Si en "Mundo Grúa" -la historia de un operario entrañable que busca reinsertarse en el mundo del trabajo- la violencia era simbólica y quien ejerce la violencia no llega a ser visibilizado, en "El bonaerense", "Leonera" ,"Carancho" y ahora con "Elefante Blanco", el director sube la apuesta y presenta la violencia de los escenarios en los que se mueven los personajes en tu esplendorosa desnudez. El mercado de trabajo de un obrero es reemplazado -sucesivamente- por la policía bonaerense y su complicidad con el delito, el sistema penitenciario federal, los abogados carroñeros y, finalmente, las villas y su relación con la iglesia católica.
Ya no se trata solo de la ausencia del Estado y sus políticas de inclusión, y de las marcas que esta ausencia deja en los cuerpos solitarios, sino de la violencia explícita que esa ausencia genera en determinados contextos sociales que -en el abandono- se organizan alrededor de sus propias leyes.
Es justamente en ese sentido que Elefante Blanco resulta una experiencia tan necesaria como demoledora. No hay -como en los anteriores películas del director- posibilidad de redención para sus personajes. La película tiene reminiscencias directas con la inolvidable Ciudad de Dios, y también -en el sentido de la ausencia total de esperanza que impregna al espectador- de la serie local "Tumberos".
Lo que vemos es la forma de vida en un solo mundo. Ese mundo (hasta el final de la película) no entra en conflicto más que consigo mismo, con sus propias imposibilidades de ser algo distinto de lo que es. Ese mundo -el mundo de la villa- es acompañado por los curas -solitos y solos- que intentan ordenar lo que allí sucede. Ordenar no es modificar. Ordenar lo que existe sin poder modificarlo - y esto lo sabe cualquier ama de casa- puede enfermar hasta la locura. La política, a través de sus diversas facciones (básicamente la institución policial y la eclesiástica) funciona -simplemente- dejando que en el lugar que esas personas tienen asignado para vivir puedan arbitrar sus propios códigos, su propia normativa. No se niega su existencia, tan sólo la posibilidad de intervenir sobre ella. Los mundos sociales parecen definitivamente configurados. En ese marco, la intervención estatal debe ser al sólo efecto de la prevención. Funciona como un dique que busca contener al río cada vez más revuelto.

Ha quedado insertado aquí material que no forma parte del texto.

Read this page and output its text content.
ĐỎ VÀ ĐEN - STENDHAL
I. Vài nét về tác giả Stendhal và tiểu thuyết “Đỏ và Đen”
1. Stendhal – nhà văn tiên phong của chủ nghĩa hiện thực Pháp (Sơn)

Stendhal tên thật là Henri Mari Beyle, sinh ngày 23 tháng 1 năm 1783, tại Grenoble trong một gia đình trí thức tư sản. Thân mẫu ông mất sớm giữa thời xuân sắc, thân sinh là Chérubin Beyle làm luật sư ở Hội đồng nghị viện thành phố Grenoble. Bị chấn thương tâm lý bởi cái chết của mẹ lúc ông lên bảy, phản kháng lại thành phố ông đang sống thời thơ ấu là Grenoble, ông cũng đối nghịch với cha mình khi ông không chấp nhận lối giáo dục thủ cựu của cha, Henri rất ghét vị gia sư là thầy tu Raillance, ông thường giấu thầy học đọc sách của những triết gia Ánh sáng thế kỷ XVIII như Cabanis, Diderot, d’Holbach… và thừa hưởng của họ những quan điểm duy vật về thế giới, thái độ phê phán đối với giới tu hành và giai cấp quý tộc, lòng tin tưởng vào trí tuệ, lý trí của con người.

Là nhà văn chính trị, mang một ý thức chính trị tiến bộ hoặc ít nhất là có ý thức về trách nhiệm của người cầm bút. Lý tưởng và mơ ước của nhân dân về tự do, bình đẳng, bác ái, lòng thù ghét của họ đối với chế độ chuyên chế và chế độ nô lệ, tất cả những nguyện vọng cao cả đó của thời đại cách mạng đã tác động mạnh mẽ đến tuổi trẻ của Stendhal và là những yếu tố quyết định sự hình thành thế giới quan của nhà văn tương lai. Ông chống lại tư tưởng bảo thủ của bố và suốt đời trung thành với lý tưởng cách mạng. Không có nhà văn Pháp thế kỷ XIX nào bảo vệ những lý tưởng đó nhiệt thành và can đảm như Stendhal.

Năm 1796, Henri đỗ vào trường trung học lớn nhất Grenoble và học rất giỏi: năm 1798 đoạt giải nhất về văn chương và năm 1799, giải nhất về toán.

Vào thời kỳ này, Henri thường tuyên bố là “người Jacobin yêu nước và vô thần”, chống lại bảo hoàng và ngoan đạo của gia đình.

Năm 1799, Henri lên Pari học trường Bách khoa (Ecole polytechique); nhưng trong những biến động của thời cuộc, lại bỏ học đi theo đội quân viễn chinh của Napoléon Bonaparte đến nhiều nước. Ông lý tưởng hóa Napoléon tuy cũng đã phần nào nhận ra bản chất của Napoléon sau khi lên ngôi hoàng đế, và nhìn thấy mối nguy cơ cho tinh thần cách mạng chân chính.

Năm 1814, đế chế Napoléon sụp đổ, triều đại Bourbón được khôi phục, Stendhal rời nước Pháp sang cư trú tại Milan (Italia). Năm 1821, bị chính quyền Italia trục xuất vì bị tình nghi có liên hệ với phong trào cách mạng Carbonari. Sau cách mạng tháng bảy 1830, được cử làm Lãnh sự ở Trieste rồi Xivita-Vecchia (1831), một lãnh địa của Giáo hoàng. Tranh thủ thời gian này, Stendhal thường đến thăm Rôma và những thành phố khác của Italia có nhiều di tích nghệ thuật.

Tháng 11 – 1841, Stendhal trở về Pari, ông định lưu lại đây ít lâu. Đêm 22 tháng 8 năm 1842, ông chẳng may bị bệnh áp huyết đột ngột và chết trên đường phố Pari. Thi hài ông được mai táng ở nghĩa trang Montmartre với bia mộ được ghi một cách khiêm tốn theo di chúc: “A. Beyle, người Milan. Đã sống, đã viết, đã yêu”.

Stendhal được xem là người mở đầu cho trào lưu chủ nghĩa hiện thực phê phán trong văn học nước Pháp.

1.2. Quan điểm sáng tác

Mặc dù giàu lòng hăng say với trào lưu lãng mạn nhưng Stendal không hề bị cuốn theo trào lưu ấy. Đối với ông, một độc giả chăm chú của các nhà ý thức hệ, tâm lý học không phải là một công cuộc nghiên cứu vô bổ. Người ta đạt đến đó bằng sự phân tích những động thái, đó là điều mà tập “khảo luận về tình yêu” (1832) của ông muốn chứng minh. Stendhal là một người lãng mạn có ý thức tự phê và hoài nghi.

El final de la película es brutal al mostrar cómo funcionan nuestras instituciones cuando los villeros no respetan ni la jurisdicción ni a los terceros no comprendidos en la aplicación de sus leyes, excediendo los parámetros del contrato social que -sin saberlo- tienen firmado con los políticos de turno y con buena parte de la sociedad que -deliberadamente- vota pensando en que el tipo del cartel le garantice que los productos tóxicos producidos en las villas no se derramen sobre las avenidas de la gran ciudad.
Ver "El campo", otra película argentina estrenada recientemente, después de haber visto la película de Trapero, resulta interesante por el marcado contraste entre los dos films.
Al igual que en elefante blanco, acá tampoco aparece nunca la ciudad. La diferencia es que una película muestra un ámbito generado por años y años de vaciamiento del estado y la otra muestra un ámbito tan natural como abundante en nuestro país, en un principio presentado como "salvaje" (por el querido Domingo Faustino, ya sabemos), y ahora, vuelto a idealizar por muchos ante la furia caótica en la que se vive en las grandes ciudades.
"Elefante Blanco" es un drama colectivo, social, mientras que "El Campo" plantea -con un minimalismo con sabor a poca densidad, hay que decirlo- el drama existencial de una pareja que busca redimirse en las afueras de la civilización.
El campo, la ciudad y la villa como el hijo no deseado de esta última, Tan lejos y tan cerca uno de otro. Los tres escenarios en los que -hoy como ayer- se debaten (o se debieran debatir) las posibilidades sobre cómo vivir juntos bajo el mismo cielo.